In America pizza only seems to expand with age. Deep-dish pizza gave us a crust as thick and greasy as a doughnut. Stuffed crust added a hidden layer of cheese, as if the mountain on top wasn’t enough. Taco and hamburger pizzas turned a meal into a topping.In the city widely regarded as the birthplace of pizza, Naples, Italy, there are laws about what you can call a pizza. Neapolitan pizza must have a thin crust with sparse toppings made from only the freshest ingredients. It’s cooked in a wood-fired oven and served uncut. It is not served in a box.
This is the “pizze” you’ll find at one of Moscow’s newest restaurants, Maialina (pronounced my-a-leena), which has imported the traditional culinary style of Naples to northern Idaho.
The 5-month-old establishment sits on the corner of Main and Sixth streets in Moscow. An outdoor patio is surrounded by tall planters growing fresh herbs. Umbrellas provide shade and strings of lights sway in the breeze. Indoors, the refurbished dining area of exposed brick and reclaimed wood creates a warm atmosphere fit for casual or fine dining for lunch or dinner.
The menu is heavy with Italian cheeses, meats and words. I recognized vino. My waitress was happy to explain the rest.
Among the antipasti is Mussels Al Forno made with guanciale, an Italian-style bacon; white wine; garlic; lemon; parsley; and chili flake ($10). It’s served with fett’unta, a garlic bread.
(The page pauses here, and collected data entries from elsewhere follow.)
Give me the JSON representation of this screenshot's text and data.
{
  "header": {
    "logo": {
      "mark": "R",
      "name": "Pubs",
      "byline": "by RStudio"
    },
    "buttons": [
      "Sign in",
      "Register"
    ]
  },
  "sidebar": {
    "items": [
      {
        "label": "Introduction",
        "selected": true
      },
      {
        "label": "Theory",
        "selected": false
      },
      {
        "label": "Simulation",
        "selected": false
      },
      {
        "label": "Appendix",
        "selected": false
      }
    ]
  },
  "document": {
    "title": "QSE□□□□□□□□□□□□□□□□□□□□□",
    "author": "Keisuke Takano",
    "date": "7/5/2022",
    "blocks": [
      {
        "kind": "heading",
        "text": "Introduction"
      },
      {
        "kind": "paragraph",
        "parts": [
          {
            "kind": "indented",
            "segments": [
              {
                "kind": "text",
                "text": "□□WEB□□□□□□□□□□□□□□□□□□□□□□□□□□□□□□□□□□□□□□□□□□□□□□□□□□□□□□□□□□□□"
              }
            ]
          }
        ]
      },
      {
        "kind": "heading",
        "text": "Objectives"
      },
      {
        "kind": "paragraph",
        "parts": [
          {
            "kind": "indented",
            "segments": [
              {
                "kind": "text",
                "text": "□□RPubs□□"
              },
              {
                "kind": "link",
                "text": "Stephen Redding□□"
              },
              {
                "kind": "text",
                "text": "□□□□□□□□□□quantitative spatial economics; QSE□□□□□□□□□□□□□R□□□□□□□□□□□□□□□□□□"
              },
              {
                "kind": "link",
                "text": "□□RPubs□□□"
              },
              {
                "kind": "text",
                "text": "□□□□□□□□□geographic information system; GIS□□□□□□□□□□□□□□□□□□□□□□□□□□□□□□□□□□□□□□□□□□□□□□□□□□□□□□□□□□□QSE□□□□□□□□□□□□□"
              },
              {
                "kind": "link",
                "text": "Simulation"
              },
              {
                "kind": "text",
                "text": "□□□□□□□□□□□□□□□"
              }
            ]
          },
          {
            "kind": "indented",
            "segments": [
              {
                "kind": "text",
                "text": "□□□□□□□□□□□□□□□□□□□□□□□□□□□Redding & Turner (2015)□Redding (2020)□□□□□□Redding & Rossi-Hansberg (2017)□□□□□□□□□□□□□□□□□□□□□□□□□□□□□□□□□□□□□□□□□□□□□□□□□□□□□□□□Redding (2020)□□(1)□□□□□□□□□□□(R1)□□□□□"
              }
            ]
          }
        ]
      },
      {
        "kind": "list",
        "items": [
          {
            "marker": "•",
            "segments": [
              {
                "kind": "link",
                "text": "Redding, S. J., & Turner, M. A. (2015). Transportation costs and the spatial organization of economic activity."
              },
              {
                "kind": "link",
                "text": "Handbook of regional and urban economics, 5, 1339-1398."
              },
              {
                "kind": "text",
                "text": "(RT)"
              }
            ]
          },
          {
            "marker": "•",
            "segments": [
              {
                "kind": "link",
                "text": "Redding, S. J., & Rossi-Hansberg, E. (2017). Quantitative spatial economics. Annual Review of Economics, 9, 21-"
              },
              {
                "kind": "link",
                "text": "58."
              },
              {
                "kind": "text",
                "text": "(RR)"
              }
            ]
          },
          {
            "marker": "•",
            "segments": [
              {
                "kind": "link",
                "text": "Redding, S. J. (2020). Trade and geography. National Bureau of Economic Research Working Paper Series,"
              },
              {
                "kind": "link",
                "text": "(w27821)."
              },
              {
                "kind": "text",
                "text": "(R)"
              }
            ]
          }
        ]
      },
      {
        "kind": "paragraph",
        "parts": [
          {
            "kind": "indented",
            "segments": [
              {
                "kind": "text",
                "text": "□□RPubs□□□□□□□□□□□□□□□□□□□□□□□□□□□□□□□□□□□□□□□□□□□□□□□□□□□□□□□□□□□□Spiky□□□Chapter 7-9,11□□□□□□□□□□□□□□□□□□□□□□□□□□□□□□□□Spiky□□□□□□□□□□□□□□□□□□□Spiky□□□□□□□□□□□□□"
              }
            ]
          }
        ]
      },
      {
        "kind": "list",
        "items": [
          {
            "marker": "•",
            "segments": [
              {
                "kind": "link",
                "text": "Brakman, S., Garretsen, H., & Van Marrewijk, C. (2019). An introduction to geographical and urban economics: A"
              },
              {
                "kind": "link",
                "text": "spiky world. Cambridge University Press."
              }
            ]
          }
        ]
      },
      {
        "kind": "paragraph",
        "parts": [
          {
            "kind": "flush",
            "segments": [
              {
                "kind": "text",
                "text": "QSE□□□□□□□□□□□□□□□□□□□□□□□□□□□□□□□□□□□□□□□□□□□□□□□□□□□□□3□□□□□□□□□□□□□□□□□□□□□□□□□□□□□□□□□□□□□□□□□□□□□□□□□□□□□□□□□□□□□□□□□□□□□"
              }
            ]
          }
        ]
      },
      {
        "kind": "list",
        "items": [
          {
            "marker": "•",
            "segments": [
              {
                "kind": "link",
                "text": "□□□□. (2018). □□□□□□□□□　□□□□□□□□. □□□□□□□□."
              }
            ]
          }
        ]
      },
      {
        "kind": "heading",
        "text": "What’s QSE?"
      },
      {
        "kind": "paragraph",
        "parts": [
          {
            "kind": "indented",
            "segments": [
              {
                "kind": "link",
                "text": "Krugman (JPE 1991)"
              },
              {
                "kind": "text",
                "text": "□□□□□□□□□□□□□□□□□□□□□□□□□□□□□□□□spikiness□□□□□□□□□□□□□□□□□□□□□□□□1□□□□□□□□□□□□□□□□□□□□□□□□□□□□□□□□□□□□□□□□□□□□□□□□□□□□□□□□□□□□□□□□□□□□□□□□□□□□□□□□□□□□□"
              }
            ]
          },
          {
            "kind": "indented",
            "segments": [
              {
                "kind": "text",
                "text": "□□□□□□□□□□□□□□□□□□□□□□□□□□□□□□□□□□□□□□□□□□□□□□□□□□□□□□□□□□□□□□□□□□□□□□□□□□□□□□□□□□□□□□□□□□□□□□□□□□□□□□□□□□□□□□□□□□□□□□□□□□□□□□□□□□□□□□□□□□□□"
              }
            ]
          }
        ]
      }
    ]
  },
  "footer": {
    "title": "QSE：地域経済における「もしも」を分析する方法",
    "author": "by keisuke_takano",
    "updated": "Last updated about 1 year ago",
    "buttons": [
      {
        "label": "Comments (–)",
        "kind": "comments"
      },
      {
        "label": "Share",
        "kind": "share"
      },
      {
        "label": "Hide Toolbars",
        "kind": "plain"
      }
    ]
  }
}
A crisp arugula salad with roasted grapes, goat cheese and candied hazelnuts is dressed in stone mustard champagne vinaigrette and olive oil ($5/$9).
Rosso (red sauce) pizzas include a basic Margherita with grana padano, one of the world’s oldest cheeses ($12). The Salsiccia comes with tomato, fresh mozzarella made in-house, rapini, local pork house fennel sausage, fennel pollen and smoked chili oil ($15).
Among the bianco (white sauce) pizzas is the Funghi with cream, garlic, saba marinated shitake mushrooms, taleggio cheese and thyme ($14); and the Mela with cream, house ricotta, apple, caramelized local onion, gorgonzola dolce and sage leaves ($13). Gluten-free crusts are available.
Dolci (dessert) includes Olive Oil Cake and Chocolate Hazelnut Affogato (gelato and espresso). I ordered Butterscotch Budino, a cold pudding that came with the hint of a crunch from the maldon salted caramel ($8). Tasting it I could use the word “divina.”